The first time Vandersloot got in the gym with Pagliocca, it was clear he had done his homework. He had a game plan for areas of Vandersloot’s game he felt needed improvement. Most of his notes were ways she could improve as a scorer, passing came naturally.
The duo got to work when Vandersloot returned from Russia in February. They worked on her creativity in the paint, navigating small spaces, scoring through contact and different finishes at the rim. The two also worked on Vandersloot seeking out contact instead of waiting for her defender to attack first.
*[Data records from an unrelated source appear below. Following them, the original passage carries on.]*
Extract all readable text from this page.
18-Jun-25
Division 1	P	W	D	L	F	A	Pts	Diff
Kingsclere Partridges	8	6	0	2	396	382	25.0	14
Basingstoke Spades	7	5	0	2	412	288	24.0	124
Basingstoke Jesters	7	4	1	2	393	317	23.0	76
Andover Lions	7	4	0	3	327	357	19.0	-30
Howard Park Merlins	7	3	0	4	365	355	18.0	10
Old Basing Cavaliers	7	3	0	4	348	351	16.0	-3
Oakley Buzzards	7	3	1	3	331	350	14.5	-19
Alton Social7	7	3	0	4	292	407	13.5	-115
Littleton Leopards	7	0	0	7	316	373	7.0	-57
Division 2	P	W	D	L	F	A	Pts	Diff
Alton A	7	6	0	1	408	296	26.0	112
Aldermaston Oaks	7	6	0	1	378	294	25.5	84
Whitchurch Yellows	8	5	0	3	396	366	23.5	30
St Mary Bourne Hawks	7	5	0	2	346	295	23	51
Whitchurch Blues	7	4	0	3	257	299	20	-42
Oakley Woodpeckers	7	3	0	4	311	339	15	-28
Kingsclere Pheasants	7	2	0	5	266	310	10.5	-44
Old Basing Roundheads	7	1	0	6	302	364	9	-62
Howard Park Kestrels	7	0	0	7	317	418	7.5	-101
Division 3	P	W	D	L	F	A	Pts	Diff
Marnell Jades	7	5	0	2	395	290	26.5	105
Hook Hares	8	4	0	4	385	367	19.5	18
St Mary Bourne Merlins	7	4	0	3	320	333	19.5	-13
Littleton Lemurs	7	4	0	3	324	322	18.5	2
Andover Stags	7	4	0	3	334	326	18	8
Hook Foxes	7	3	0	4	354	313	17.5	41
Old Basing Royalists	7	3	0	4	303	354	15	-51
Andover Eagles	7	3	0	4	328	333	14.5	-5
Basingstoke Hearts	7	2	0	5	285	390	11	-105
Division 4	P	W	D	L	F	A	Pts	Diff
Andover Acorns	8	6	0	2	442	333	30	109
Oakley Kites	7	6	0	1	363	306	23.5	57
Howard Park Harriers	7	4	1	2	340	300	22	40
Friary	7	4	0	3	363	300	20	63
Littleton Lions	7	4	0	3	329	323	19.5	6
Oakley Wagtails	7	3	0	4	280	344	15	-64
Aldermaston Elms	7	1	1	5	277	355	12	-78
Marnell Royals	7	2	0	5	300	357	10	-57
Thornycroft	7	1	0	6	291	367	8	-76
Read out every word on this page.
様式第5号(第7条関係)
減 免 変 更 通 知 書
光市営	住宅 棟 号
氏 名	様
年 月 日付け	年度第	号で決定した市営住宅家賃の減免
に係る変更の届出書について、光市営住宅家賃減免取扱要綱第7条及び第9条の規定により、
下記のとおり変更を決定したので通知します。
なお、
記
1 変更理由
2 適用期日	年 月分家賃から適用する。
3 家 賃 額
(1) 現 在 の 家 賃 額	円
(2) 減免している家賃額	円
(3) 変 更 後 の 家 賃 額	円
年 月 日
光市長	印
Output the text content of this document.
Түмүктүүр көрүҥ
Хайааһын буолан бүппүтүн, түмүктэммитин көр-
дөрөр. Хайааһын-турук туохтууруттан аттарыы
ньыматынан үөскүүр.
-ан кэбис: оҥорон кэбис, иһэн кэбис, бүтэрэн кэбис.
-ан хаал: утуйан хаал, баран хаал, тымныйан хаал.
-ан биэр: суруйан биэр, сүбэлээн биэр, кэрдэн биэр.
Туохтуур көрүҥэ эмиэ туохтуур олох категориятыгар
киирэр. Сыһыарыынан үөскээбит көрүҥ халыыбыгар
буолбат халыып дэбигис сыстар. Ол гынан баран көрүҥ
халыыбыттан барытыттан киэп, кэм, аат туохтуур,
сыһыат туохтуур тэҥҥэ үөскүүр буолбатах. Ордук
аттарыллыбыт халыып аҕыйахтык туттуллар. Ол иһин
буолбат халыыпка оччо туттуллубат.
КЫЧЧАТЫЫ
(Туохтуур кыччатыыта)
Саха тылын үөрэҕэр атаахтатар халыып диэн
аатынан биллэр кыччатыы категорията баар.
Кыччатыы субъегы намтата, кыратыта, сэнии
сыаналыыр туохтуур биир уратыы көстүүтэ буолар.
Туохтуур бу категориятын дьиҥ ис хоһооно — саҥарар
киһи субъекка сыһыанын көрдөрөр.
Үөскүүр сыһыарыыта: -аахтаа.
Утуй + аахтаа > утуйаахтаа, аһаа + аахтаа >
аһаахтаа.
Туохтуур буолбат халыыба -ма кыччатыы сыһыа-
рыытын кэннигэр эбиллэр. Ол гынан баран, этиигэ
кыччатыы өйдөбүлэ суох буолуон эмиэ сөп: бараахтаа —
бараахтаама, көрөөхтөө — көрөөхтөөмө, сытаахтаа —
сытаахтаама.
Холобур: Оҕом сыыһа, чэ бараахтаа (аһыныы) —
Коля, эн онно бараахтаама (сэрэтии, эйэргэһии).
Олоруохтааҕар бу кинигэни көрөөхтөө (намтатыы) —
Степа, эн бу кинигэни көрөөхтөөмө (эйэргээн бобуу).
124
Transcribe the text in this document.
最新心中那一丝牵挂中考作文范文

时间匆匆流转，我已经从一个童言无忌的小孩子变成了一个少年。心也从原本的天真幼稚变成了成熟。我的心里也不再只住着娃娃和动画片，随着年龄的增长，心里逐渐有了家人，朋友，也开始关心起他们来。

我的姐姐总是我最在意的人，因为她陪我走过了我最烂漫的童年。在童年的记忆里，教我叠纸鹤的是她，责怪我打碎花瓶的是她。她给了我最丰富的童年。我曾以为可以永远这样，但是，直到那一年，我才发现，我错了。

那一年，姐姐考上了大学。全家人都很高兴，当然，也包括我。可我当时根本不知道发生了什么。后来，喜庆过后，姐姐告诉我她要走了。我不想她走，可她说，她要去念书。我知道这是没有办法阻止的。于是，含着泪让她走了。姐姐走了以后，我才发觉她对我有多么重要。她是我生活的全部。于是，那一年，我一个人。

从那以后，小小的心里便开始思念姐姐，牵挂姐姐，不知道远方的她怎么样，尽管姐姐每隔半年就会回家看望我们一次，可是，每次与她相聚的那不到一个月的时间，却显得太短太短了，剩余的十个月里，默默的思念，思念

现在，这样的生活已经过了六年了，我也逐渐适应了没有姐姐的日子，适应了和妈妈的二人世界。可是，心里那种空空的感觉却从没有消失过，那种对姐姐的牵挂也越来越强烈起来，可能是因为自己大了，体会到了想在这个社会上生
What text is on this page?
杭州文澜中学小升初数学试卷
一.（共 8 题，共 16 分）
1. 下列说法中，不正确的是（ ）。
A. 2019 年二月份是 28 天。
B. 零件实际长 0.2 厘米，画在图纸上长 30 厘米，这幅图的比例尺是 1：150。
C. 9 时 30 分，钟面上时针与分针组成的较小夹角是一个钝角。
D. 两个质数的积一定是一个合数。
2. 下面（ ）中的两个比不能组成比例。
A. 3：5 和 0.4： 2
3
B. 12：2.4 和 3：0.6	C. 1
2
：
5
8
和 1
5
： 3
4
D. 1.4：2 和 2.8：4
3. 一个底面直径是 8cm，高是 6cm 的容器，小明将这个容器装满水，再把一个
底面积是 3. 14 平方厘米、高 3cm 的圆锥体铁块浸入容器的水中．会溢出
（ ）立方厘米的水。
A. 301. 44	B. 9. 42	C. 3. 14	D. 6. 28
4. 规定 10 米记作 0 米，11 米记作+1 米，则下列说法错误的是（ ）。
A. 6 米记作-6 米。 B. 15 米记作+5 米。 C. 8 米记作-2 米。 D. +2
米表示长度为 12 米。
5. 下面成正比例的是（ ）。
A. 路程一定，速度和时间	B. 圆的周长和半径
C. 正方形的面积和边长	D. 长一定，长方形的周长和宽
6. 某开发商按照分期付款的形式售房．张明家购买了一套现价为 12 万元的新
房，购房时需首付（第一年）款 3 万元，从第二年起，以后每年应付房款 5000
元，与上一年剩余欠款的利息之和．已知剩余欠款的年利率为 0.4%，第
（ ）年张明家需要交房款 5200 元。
Their regimented schedule included workouts before Vandersloot practiced with the team and film sessions after.
“There are players who love basketball and players who live it,” Pagliocca said. “Courtney lives it.”
The results have been apparent.
Vandersloot increased her scoring average from 10.5 points per game to 12, shooting 48.1% from the field. Her 57 clutch points are third-most in the league behind Breanna Stewart (61) and Sabrina Ionescu (60), leading to her new nickname, ‘‘Queen of the Fourth,’’ given to her by fans on social media.
For the first time in five seasons, Vandersloot didn’t lead the league in assists per game. Her 6.5 assists were second behind the Washington Mystics’ Natasha Cloud. The subtle dip in her assist average can be attributed to the work she has put in with Pagliocca to become a better scoring point guard, along with her capable surrounding cast.
“They don’t really need me to create shots for them,” Vandersloot said.
After a franchise record-setting 26-win regular season, the Sky are the No. 2 seed heading into a first-round playoff series against the No. 7 Liberty.
One thing that isn’t different is what the Sky will need from their veteran facilitator if they are going to become the first team since the 2001-02 Los Angeles Sparks to repeat. Last year, Vandersloot averaged a double-double during the Sky’s championship run with 13 points and 10.2 assists in 10 playoff games.
The Sky will once again go as Vandersloot goes.
“In this moment all I’m chasing is another championship,” Vandersloot said. “That’s the only thing I have on my mind.”